On Tuesday, a Reddit user wrote in a post that the manifesto was getting randomly printed at his job.
“Which one of you is doing this because it’s hilarious,” the user wrote. “Me and my co-workers need answers.”
There are countless similar posts on the r/Antiwork subreddit, some of which have this same manifesto. Others have different messages with the same sentiment of worker empowerment. All of them suggest that the reader of the message check out the r/antiwork subreddit, which has exploded in size and influence over the last several months as workers begin to demand their worth and organize against abusive workplaces.
“Stop using my receipt printer dudes. Although hilarious, I’d like it to stop,” one Reddit post read. Another one read: “I’ve received about 4 different messages at random times over the last week at work. Very inspiring, encouraging, and fun to see my bosses face when he has to rip them off the printer.”
“Love r/antiwork but please stop spamming my receipt printer,” another post read.
Some people on Reddit have suggested that the messages are fake (i.e. printed by people with access to a receipt printer and posted for Reddit clout) or as part of a conspiracy to make it seem like the r/antiwork subreddit is doing something illegal.

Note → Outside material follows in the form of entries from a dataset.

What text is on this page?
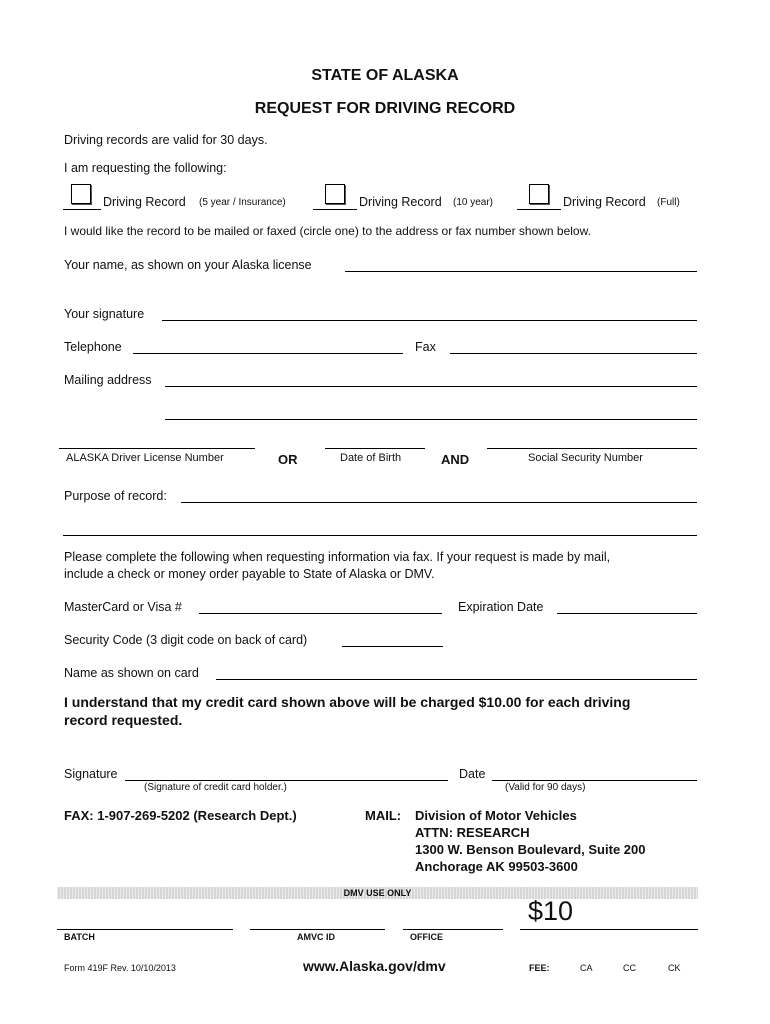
STATE OF ALASKA
REQUEST FOR DRIVING RECORD
Driving records are valid for 30 days.
I am requesting the following:
Driving Record (5 year / Insurance)	Driving Record (10 year)	Driving Record (Full)
I would like the record to be mailed or faxed (circle one) to the address or fax number shown below.
Your name, as shown on your Alaska license
Your signature
Telephone	Fax
Mailing address
ALASKA Driver License Number	OR	Date of Birth	AND	Social Security Number
Purpose of record:
Please complete the following when requesting information via fax. If your request is made by mail,
include a check or money order payable to State of Alaska or DMV.
MasterCard or Visa #	Expiration Date
Security Code (3 digit code on back of card)
Name as shown on card
I understand that my credit card shown above will be charged $10.00 for each driving
record requested.
Signature
(Signature of credit card holder.)
Date
(Valid for 90 days)
FAX: 1-907-269-5202 (Research Dept.)	MAIL: Division of Motor Vehicles
ATTN: RESEARCH
1300 W. Benson Boulevard, Suite 200
Anchorage AK 99503-3600
DMV USE ONLY
$10
BATCH	AMVC ID	OFFICE
Form 419F Rev. 10/10/2013	www.Alaska.gov/dmv	FEE:	CA	CC	CK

But Andrew Morris, the founder of GreyNoise, a cybersecurity firm that monitors the internet, told Motherboard that his firm has seen actual network traffic going to insecure receipt printers, and that it seems someone or multiple people are sending these printing jobs all over the internet indiscriminately, as if spraying or blasting them all over. Morris has a history of catching hackers exploiting insecure printers.
“Someone is using a similar technique as ‘mass scanning’ to massively blast raw TCP data directly to printer services across the internet,” Morris told Motherboard in an online chat. “Basically to every single device that has port TCP 9100 open and print a pre-written document that references /r/antiwork with some workers rights/counter capitalist messaging.”
Whoever is doing this, Morris said, is doing it “in an intelligent way.”
“The person or people behind this are distributing the mass-print from 25 separate servers so blocking one IP isn't enough,” he said.
“A technical person is broadcasting print requests for a document containing workers rights messaging to all printers that are misconfigured to be exposed to the internet and we've confirmed that it is printing successfully in some number of places the exact number would be difficult to confirm but Shodan suggests that thousands of printers are exposed,” he added, referring to Shodan, a tool that scans the internet for insecure computers, servers, and other devices.
There is a long history of hackers exploiting insecure printers. In fact, it’s a classic hack. A few years ago, a hacker made printers print out promotions for the YouTube channel of the controversial influence PewDiePie. In 2017, another hacker made printers spit out a message where they were bragging and calling themselves “the hacker god.”